I believe a popup displays asking if you want to start over, or start at another "in progress" point where it has been previously watched from another location.


----------



## P Smith (Jul 25, 2002)

that would be easy then I thought


----------



## Stewart Vernon (Jan 7, 2005)

Dish hasn't always had the best documentation, though. A shame that they have some pretty cool hardware usually that does things that people can't figure out because it isn't always intuitive.


----------



## LtMunst (Aug 24, 2005)

I thought the OP was asking if there was a way to simultaneously view/control the same recording playback on two TVs, much like joining multiple locations to the same tuner in the status menu. This way you could walk from room to room with a recording playing at the same spot.

As it stands, you can play the same recording in multiple locations, but you cannot mirror a single playback in multiple locations. This is a feature I would like to see added.


----------



## Stewart Vernon (Jan 7, 2005)

The easiest way to do that is to pause the recording in one room... then go to the other and start it, and I believe one of the options to start playback is to use the paused position from the other room.


----------



## Ray [email protected] Network (Dec 28, 2010)

If you are viewing a DVR recording and you want to view that recording on a different receiver, you can pause the recording on the first receiver. At the alternate location, you select the same recording and press the PLAY button on the remote to resume the playback where you paused.

You can also just select the same recording and playback the recording from the beginning while it is playing at the original receiver. Thanks.



s_cipris said:


> If I am watching a recorded show in one room, how do I also watch the recorded show in a second room? I don't see the TV that is watching the recording on my status screen.
> 
> Am I doing something wrong. Please walk me through the steps to watch a previously recorded in two different rooms.
> 
> ...


----------



## TheGrove (Jan 10, 2007)

Stewart Vernon said:


> The easiest way to do that is to pause the recording in one room... then go to the other and start it, and I believe one of the options to start playback is to use the paused position from the other room.





Ray [email protected] Network said:


> If you are viewing a DVR recording and you want to view that recording on a different receiver, you can pause the recording on the first receiver. At the alternate location, you select the same recording and press the PLAY button on the remote to resume the playback where you paused.
> 
> You can also just select the same recording and playback the recording from the beginning while it is playing at the original receiver. Thanks.

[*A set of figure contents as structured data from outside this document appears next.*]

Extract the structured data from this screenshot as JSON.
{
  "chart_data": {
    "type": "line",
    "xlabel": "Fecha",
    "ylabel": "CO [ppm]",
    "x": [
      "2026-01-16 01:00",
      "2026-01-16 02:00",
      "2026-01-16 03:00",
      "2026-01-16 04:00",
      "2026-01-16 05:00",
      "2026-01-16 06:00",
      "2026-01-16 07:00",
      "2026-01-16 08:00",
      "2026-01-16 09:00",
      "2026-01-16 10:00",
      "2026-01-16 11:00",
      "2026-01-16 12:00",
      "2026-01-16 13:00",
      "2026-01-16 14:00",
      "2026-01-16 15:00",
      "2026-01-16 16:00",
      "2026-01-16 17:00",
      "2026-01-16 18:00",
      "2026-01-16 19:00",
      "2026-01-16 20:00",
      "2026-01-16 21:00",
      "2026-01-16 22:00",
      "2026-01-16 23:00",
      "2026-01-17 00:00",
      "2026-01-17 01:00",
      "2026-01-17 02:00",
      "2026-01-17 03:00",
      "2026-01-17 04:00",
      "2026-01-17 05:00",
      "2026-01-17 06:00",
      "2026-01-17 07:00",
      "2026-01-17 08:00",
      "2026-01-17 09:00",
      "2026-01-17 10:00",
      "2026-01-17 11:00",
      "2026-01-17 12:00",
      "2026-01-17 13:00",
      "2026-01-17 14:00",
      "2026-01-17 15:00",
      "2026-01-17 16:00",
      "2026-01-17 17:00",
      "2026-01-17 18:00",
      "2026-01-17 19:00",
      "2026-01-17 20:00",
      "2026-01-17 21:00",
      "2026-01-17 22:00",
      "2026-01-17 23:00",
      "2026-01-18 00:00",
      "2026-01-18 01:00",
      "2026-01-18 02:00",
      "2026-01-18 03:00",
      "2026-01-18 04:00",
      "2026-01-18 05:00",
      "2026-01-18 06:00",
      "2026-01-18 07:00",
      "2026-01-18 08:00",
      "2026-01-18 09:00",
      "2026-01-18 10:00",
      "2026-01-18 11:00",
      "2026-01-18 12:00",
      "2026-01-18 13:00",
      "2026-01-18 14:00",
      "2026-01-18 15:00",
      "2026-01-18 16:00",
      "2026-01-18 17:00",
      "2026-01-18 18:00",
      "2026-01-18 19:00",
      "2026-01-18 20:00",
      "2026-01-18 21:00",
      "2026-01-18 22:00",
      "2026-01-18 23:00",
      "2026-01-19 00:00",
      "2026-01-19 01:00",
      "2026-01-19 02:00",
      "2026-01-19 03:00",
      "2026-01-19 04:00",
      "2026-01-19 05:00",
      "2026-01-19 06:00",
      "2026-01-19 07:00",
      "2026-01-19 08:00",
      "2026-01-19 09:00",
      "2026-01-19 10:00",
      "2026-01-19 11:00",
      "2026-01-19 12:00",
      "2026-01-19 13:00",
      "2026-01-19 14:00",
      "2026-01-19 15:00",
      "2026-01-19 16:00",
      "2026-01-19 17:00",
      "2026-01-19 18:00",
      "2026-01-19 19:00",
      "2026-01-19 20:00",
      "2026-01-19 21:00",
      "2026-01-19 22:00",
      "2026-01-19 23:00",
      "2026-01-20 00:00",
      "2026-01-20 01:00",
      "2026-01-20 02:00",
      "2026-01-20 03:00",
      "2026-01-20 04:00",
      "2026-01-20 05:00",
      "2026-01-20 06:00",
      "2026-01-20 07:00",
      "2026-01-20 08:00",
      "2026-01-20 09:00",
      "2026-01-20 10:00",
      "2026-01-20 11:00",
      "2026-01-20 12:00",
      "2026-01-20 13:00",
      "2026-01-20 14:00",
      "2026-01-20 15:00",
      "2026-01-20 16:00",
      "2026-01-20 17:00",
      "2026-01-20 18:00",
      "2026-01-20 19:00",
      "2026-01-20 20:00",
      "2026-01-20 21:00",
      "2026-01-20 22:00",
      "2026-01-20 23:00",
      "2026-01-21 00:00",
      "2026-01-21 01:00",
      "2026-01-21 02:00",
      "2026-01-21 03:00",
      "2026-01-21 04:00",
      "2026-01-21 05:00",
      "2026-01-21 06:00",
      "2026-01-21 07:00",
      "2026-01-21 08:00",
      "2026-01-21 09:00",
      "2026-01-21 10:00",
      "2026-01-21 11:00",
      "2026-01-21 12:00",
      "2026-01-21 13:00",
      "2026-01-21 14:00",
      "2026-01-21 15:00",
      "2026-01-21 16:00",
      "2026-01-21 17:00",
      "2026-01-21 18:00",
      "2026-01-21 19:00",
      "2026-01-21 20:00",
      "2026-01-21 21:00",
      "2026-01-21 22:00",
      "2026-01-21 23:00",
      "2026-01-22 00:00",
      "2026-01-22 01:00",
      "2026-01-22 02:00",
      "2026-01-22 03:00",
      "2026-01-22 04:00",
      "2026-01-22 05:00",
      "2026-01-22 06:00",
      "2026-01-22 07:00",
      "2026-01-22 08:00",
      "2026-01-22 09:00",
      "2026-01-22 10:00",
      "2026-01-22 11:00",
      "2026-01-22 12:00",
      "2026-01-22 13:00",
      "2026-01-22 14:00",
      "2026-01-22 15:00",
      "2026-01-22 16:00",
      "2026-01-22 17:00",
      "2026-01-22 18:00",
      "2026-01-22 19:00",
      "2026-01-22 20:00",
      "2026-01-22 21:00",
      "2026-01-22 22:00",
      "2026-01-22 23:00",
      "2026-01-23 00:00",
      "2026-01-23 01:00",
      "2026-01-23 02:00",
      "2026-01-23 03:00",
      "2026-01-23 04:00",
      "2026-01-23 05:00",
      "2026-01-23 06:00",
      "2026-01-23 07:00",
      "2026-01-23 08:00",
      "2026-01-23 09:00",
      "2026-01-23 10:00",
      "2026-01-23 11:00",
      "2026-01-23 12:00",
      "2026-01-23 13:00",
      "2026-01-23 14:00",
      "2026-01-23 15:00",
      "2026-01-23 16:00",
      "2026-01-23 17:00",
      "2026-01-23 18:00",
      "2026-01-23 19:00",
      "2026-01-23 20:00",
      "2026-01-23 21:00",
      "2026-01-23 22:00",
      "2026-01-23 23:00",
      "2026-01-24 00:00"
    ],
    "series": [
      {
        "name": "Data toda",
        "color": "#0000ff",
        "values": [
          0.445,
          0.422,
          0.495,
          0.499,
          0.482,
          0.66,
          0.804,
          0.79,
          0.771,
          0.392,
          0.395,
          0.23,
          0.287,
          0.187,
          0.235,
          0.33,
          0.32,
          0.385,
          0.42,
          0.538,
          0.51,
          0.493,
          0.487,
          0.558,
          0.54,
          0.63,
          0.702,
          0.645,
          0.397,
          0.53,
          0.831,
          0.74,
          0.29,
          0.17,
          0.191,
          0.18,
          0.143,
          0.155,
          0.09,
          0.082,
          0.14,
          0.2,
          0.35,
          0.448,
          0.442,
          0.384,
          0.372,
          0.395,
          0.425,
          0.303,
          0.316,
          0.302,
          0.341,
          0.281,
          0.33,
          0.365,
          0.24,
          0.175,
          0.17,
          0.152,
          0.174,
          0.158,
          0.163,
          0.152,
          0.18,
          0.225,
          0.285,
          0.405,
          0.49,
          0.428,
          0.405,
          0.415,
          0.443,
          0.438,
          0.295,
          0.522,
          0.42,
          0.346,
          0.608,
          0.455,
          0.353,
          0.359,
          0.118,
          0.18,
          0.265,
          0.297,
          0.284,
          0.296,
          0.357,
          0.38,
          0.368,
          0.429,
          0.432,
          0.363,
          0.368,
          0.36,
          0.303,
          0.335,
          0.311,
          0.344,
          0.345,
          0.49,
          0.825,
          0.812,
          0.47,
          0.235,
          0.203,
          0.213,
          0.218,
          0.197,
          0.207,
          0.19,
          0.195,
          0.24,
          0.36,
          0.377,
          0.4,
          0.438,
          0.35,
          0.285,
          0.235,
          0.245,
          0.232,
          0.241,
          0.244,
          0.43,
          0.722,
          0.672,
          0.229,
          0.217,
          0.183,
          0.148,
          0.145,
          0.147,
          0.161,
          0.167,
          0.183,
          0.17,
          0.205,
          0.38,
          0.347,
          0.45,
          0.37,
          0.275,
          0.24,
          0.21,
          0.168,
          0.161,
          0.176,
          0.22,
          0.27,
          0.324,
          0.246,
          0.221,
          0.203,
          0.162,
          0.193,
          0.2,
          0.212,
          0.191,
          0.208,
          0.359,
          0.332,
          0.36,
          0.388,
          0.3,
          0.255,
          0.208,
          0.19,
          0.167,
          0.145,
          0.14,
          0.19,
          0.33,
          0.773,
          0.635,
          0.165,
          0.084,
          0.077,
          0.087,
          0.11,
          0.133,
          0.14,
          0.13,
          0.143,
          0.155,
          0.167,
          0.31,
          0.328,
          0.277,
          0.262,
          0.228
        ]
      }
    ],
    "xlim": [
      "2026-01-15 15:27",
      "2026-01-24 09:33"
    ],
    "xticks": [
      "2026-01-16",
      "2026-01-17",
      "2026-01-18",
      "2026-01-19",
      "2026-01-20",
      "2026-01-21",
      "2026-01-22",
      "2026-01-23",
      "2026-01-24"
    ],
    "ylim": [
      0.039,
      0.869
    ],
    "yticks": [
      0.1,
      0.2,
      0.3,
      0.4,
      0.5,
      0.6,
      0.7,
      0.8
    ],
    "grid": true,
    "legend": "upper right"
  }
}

Yes if you pause a recording in one room and go to another room and select the recoding to play your options initially are Start Over or Resume.

Say you choose resume and play some for awhile then pause again and go to another room. When you choose to play the recording your options are now Start Over, Resume from Room 1 and Resume from Room 2.

So it keeps track of each rooms playback position and will allow you to resume from any one of them when you resume.


----------